Os pesquisadores compararam a diferença de envelhecimento entre fumantes e não fumantes e observaram que manter relações negativas pode causar até 17% dos efeitos negativos do tabagismo.
O estudo define “hasslers” como pais ou amigos que frequentemente causam problemas ou dificultam a vida, de forma recorrente. Dentro desse conceito, foram identificadas três subcategorias: parceiros, parentes e não parentes.

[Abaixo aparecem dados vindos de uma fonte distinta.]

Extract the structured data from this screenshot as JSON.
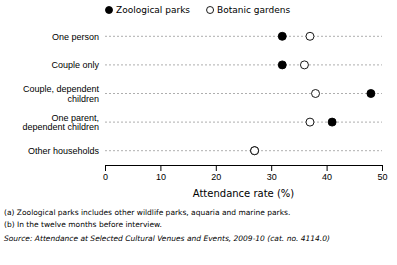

Segundo os cientistas, os “hasslers” que mais prejudicam a saúde são os pais — como irmãos, pais e primos. Já as parcerias são as que menos afetam os marcadores biológicos consolidados. Isso ocorre porque os laços familiares tendem a ser mais duradouros e difíceis de romper, enquanto, entre parcerias, “a negatividade pode ser atenuada pela mistura ambivalente de apoio e obrigações dentro de relacionamentos íntimos”, diz a publicação.
Os pesquisadores focaram no eixo hipotálamo-pituitário-adrenal, responsável pelas reações ao estresse, humor e emoções. Interações sociais negativas podem sobrecarregar esse sistema, levando ao envelhecimento biológico acelerado por meio de pressão crônica, ansiedade, depressão e liberação de proteínas inflamatórias.
Os danos não param por aí: os cientistas também observaram que conviver com muitos “aborrecidos” pode favorecer a obesidade e piorar a saúde geral. “Esses resultados ressaltam o impacto amplo e multifacetado dos fatores de estresse relacionais nas trajetórias de saúde”, conclui.